Electronic Communication, Amendment & Assignment

  1. The words in this clause that are defined in the Electronic Transactions Act 1999 (Cth) have the same meaning.
  2. The User can direct notices, enquiries, complaints and so forth to the Company as set out in this Agreement. The Company will notify the User of a change of details from time-to-time.
  3. The Company will send the User notices and other correspondence to the details that the User submits to the Company, or that the User notifies the Company of from time-to-time.

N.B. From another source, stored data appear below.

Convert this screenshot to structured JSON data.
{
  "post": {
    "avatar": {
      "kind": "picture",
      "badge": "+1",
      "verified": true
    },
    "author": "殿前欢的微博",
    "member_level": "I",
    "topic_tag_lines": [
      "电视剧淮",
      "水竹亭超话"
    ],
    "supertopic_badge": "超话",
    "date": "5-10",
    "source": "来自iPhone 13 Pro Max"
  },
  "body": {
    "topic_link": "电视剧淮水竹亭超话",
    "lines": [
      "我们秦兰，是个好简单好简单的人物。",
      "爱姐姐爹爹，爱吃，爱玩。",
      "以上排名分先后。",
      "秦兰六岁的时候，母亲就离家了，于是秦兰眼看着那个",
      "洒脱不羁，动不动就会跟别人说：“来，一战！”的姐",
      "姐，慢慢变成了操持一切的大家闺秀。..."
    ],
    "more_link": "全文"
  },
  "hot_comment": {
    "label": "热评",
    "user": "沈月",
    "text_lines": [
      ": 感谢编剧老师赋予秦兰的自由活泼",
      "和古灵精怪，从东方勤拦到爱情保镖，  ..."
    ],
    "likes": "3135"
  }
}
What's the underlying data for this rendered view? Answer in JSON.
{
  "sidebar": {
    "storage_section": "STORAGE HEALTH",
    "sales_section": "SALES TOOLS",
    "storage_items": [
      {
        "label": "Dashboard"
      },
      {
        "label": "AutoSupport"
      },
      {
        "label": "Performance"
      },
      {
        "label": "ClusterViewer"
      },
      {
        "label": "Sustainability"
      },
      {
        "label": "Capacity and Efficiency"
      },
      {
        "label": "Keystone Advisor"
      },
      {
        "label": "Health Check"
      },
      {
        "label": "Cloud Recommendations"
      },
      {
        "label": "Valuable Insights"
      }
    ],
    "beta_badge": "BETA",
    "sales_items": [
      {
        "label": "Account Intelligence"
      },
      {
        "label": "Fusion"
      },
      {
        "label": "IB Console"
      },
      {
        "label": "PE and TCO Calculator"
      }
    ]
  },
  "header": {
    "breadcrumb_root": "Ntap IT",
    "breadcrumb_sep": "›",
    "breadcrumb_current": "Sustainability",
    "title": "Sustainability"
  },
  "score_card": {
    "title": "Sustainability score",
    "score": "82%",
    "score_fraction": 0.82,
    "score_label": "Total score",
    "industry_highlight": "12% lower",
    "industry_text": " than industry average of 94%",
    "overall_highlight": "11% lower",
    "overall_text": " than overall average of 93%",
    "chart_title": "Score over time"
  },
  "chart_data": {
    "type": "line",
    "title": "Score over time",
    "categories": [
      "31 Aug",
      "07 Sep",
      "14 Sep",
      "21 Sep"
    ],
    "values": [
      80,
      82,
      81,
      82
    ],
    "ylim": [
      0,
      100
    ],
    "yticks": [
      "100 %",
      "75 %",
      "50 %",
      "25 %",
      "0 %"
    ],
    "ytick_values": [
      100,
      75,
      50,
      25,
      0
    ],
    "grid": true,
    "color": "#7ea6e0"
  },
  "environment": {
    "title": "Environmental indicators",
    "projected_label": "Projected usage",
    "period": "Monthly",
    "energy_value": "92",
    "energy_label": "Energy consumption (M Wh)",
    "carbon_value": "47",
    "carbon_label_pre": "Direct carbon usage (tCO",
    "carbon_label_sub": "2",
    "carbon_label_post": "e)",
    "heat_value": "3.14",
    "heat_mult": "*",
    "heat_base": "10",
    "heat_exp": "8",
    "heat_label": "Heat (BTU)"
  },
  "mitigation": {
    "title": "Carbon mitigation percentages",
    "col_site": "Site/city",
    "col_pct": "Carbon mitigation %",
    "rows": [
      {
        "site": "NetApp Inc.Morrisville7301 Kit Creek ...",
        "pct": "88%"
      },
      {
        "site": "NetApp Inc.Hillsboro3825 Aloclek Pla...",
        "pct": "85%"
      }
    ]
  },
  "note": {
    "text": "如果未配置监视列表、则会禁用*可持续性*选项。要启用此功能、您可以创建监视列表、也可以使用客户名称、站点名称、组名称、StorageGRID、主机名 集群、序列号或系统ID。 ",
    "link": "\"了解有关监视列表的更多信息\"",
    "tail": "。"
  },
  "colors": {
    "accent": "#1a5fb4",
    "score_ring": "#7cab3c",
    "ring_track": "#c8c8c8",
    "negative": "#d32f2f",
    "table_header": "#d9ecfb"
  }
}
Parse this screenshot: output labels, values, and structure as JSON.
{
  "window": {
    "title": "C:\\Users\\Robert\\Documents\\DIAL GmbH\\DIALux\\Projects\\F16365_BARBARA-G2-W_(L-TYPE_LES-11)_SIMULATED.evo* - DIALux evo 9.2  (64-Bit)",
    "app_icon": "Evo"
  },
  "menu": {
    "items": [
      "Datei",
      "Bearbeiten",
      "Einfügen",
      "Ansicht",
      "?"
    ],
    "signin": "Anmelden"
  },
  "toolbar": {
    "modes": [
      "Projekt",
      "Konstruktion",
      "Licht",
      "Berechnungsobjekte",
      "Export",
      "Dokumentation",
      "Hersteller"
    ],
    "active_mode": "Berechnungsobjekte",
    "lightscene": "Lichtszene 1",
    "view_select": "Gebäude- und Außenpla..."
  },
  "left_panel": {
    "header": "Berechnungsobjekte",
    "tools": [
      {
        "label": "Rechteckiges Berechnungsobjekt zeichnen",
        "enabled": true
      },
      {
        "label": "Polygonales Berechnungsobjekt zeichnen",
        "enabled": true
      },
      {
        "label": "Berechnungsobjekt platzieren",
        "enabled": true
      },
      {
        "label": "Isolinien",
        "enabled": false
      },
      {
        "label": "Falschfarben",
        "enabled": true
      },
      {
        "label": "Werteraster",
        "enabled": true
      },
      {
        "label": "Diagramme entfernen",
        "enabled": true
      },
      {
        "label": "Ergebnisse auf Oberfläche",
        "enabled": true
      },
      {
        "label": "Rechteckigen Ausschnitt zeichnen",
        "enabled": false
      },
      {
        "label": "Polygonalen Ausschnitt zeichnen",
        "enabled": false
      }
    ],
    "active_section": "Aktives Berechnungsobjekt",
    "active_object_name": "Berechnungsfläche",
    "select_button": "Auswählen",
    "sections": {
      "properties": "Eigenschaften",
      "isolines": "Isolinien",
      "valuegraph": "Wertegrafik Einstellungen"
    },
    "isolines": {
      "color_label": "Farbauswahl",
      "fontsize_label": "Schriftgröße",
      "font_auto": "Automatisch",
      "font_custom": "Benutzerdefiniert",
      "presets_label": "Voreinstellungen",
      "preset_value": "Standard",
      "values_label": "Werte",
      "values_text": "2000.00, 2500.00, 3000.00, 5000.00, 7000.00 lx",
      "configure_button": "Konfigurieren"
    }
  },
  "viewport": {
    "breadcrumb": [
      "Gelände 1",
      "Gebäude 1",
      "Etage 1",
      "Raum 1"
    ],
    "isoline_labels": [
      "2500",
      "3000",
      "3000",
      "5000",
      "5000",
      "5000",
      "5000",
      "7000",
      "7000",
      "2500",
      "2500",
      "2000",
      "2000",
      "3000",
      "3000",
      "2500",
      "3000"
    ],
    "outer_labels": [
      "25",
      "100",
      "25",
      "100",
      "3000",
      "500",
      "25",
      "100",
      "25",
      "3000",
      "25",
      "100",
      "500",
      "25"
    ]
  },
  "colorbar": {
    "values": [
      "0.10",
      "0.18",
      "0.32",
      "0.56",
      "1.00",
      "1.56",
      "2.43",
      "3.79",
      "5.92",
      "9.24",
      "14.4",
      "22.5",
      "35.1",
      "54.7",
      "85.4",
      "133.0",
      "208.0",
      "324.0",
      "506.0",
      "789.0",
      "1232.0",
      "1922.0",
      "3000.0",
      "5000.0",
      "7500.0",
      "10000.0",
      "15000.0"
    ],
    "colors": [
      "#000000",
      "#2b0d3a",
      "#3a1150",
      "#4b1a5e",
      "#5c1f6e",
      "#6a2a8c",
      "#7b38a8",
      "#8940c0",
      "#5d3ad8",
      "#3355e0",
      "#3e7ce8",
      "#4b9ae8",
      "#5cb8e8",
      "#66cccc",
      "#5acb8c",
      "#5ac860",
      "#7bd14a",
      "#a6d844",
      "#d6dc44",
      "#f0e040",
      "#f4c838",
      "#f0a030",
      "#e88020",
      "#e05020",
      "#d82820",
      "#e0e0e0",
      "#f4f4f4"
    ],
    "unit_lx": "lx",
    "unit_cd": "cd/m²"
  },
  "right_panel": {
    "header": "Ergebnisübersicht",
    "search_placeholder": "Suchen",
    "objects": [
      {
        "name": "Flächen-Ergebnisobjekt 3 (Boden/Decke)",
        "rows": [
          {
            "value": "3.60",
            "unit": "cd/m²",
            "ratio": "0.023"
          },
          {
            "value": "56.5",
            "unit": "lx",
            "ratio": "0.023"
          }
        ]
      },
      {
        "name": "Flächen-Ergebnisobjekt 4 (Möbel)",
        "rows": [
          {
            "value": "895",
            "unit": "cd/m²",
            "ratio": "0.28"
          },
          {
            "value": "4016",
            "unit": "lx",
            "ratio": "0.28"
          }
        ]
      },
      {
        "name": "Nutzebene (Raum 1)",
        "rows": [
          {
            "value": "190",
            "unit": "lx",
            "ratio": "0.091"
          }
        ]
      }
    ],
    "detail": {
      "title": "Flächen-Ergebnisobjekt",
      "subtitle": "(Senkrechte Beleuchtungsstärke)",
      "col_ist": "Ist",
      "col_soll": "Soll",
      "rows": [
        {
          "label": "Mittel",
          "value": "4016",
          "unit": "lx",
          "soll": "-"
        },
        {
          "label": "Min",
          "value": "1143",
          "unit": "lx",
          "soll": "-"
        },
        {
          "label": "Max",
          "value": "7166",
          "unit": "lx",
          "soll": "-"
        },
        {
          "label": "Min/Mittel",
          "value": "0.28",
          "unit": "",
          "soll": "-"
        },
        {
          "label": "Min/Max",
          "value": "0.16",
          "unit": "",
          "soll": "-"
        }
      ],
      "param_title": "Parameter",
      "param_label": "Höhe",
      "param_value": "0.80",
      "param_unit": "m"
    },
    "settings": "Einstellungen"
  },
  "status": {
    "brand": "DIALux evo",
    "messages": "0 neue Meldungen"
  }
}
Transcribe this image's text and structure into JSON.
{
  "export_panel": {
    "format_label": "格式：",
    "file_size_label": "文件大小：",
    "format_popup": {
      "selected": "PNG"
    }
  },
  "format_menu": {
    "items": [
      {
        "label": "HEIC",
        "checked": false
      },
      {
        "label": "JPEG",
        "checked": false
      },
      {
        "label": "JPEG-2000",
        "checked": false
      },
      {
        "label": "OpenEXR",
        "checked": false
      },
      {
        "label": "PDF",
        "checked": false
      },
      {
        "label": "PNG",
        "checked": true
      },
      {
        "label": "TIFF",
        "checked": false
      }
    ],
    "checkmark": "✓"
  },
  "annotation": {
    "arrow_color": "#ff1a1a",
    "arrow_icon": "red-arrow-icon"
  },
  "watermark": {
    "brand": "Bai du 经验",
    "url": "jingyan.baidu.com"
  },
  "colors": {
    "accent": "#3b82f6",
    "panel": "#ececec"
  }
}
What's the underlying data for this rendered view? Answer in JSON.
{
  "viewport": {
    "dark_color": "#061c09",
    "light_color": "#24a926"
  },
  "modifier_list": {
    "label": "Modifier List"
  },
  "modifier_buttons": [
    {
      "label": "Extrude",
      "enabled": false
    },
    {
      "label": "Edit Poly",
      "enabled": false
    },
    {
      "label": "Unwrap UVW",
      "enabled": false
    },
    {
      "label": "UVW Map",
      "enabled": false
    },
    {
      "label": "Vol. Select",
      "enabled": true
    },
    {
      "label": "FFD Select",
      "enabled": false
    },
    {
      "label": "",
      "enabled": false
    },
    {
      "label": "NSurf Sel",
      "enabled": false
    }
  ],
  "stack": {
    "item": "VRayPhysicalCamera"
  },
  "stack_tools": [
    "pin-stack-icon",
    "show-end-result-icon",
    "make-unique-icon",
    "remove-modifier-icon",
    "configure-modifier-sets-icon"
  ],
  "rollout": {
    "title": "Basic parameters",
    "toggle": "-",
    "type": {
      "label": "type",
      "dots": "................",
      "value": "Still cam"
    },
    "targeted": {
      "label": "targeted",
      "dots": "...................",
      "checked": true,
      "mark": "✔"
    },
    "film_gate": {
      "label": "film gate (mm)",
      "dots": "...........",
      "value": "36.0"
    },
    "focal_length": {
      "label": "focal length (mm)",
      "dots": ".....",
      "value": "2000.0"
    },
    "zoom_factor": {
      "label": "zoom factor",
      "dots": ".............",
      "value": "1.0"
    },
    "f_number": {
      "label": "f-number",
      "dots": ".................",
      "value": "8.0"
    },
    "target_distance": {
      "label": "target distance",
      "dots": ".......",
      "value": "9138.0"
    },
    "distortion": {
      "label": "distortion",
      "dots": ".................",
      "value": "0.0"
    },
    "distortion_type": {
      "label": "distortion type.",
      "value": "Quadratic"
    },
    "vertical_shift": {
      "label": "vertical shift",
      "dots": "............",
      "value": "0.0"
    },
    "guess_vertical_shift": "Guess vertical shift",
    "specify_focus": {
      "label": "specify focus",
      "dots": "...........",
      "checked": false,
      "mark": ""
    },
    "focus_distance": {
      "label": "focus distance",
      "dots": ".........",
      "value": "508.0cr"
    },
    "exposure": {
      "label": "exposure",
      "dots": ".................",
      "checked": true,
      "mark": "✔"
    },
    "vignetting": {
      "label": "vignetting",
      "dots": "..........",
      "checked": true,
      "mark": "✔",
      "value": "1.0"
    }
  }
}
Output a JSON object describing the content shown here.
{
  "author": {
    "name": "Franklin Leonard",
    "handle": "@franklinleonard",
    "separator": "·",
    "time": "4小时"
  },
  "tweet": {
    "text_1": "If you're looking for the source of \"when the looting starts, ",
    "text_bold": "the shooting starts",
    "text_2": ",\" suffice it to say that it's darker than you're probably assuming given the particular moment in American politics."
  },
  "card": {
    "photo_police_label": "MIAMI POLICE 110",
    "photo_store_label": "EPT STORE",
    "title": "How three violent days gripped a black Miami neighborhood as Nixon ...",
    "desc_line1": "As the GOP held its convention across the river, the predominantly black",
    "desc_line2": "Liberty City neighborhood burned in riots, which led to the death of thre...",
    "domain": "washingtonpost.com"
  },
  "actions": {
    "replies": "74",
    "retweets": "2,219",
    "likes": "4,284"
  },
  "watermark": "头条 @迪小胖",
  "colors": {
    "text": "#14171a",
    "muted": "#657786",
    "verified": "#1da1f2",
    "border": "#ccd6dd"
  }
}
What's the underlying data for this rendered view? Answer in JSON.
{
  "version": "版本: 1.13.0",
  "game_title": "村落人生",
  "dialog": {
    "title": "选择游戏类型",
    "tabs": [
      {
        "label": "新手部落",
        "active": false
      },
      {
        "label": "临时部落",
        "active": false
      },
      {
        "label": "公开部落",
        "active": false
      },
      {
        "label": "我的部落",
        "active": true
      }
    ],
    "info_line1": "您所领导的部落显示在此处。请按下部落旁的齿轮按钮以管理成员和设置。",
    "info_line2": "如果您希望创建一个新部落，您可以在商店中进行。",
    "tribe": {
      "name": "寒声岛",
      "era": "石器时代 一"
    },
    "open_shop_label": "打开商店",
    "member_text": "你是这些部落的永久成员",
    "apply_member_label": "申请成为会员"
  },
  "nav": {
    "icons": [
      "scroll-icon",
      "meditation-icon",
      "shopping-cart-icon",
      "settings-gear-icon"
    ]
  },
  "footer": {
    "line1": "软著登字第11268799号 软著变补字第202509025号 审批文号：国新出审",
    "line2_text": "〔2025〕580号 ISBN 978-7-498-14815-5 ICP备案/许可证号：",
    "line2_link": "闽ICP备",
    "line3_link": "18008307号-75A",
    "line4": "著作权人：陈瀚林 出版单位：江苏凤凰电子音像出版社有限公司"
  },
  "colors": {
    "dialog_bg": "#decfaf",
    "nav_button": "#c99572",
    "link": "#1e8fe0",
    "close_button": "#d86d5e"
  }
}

It is the User’s responsibility to update its contact details as they change.
  4. A consent, notice or communication under this Agreement is effective if it is sent as an electronic communication unless required to be physically delivered under law.
  5. Notices must be sent to the parties’ most recent known contact details.
  6. The User may not assign or otherwise create an interest in this Agreement.
  7. The Company may assign or otherwise create an interest in its rights under this Agreement by giving written notice to the User.

General

Special Conditions

  1. The parties may agree to a Scope under the Master Services Agreement which shall act as special conditions to this Agreement in writing.

Prevalence

  1. To the extent this Agreement is in conflict with, or inconsistent with the Master Services Agreement, the terms of the Master Services Agreement shall prevail.
  2. To the extent this Agreement is in conflict with, or inconsistent with any special conditions made under this Agreement (i.e. a Scope under the Master Services Agreement), the terms of those special conditions shall prevail.

Disclaimer

  1. Each party acknowledges that it has not relied on any representation, warranty or statement made by any other party, other than as set out in this Agreement.

Relationship

  1. The relationship of the parties to this Agreement does not form a joint venture or partnership.

Waiver

  1. No clause of this Agreement will be deemed waived and no breach excused unless such waiver or consent is provided in writing.

Further Assurances

  1. Each party must do anything necessary (including executing agreements and documents) to give full effect to this Agreement and the transaction facilitated by it.

Governing Law

  1. This Agreement is governed by the laws of New South Wales, Australia. Each of the parties hereby submits to the non-exclusive jurisdiction of courts with jurisdiction there.

Severability

  1. Any clause of this Agreement, which is invalid or unenforceable, is ineffective to the extent of the invalidity or unenforceability without affecting the remaining clauses of this Agreement.